Non fu infatti così che Holmes risolse il mistero. Anzi, a onor del vero mi disse di non averlo risolto affatto, ma io ero certo che dietro quel delitto si celassero le oscure trame del potere, qualche arcana cospirazione, qualche faccenda governativa. E per discrezione mi imposi di non domandare più nulla su quel caso. Ma poichè, ora, avevo un disperato bisogno del suo permesso per poter riferire al mondo la mia versione dei fatti, mi decisi infine, con la cartella dei fogli sotto il braccio, a recarmisi a casa sua. Egli mi ricevette nel modo più cordiale, come sempre; aveva, naturalmente, indovinato la natura e lo scopo della mia visita; mi fece pertanto accomodare in una comoda poltrona, si sedette davanti a me, e iniziò a parlare. Riporto fedelmente il dialogo straordinario che si svolse quel giorno fra di noi, poichè nessun resoconto indiretto potrebbe rendere il modo personalissimo con cui Holmes riesce sempre a dissipare ogni dubbio e a riportare l'armonia.

- Eccola, caro Watson: la aspettavo. Ma prego, si accomodi. Vedo che ha scritto ... ahi, ahi, quella che vedo lì è una virgola di troppo. La tolga, la prego. Eh, Watson, la sintassi, la sintassi ... lasci da parte le sue farfalle, e curi di più la sintassi se vuole diventare un grande scrittore ...

- Holmes, lei non si smentisce mai ... Ebbene sì, ho scritto ...
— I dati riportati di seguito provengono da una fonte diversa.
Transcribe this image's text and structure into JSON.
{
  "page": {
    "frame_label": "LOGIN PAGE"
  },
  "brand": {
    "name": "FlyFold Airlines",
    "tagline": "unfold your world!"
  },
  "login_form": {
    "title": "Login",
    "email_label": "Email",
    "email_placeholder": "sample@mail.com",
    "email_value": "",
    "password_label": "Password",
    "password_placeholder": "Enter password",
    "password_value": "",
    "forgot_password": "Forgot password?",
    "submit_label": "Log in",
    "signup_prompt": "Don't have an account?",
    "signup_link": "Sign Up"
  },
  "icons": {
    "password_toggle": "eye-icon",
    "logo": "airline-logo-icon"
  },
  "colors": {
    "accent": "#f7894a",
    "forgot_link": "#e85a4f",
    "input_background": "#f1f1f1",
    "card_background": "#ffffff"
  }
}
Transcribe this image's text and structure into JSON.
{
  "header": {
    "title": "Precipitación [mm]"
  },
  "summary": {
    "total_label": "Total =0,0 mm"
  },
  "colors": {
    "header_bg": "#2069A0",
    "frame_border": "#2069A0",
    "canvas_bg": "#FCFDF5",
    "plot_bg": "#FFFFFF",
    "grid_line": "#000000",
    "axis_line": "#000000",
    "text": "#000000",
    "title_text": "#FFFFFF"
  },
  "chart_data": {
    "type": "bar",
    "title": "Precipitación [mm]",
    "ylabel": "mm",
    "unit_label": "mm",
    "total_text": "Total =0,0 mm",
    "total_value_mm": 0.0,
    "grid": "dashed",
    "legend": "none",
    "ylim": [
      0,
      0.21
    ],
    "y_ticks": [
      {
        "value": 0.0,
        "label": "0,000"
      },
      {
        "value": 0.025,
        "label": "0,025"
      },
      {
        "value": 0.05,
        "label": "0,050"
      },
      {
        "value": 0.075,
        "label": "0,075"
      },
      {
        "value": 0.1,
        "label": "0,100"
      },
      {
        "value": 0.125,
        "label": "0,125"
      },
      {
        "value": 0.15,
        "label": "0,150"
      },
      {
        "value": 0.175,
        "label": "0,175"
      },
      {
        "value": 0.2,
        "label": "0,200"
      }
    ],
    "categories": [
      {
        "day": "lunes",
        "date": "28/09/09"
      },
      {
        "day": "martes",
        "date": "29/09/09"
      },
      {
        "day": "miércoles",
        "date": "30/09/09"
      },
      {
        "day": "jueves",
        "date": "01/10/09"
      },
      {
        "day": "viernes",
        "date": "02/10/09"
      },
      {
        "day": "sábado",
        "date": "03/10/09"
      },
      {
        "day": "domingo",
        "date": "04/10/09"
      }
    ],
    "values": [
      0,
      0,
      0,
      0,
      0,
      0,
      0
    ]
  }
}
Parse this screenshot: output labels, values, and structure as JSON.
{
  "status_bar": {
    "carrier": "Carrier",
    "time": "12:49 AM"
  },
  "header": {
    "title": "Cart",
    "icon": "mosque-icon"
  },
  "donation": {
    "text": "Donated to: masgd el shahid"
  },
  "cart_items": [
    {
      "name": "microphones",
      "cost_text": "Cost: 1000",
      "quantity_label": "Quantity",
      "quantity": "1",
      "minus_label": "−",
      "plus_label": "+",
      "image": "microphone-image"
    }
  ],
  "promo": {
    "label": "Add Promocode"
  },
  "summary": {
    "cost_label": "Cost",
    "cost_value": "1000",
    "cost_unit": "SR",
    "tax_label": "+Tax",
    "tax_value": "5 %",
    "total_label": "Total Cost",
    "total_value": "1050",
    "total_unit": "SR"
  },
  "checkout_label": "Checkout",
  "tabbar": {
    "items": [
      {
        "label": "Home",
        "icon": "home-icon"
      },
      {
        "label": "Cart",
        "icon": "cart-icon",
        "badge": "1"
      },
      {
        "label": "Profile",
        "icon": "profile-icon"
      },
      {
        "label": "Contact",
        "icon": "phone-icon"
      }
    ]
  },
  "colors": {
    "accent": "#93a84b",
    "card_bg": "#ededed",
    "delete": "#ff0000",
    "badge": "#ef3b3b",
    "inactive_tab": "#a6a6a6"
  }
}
- Lei crede che Celli si sia appropriato di quella nostra piacevole storia senza averne prima discusso con me. Vero o falso?

- Vero, Holmes. Ma ...

- Niente ma, caro Watson. Al contrario, Celli è stato mio ospite qualche tempo fa e insieme abbiamo concertato quel simpatico racconto.

- Ma il costume a fiori ...

- Caro il mio Watson! - fece Holmes prorompendo in una divertita risata. - Non è stato lei a insegnarmi l'arte dell'affabulazione? E poi, è questo che piace ai lettori. Io che fumo pipe gigantesche e lei che fa la figura dello sciocco. C'est la vie...

Ero risentito, ma qualcosa, quando mi trovavo nel campo magnetico di Holmes, mi tratteneva inchiodato alla poltrona.

- Perchè non ha scritto la verità? - sbuffai io.

- Quale verità? - replicò lui sardonico.

- Come fu ucciso Umberto Eco!

- Ma Umberto Eco non fu ucciso affatto, mio caro Watson. Ancora non l'ha capito? Non legge i giornali? Qualcuno le ha mai parlato dell'omicidio? Andiamo, Watson, mi fa vergognare per lei. Confondere realtà e finzione alla sua età, e con la sua esperienza.

Parlava seriamente, ma sorrideva. Accidenti a lui, dove voleva andare a parare?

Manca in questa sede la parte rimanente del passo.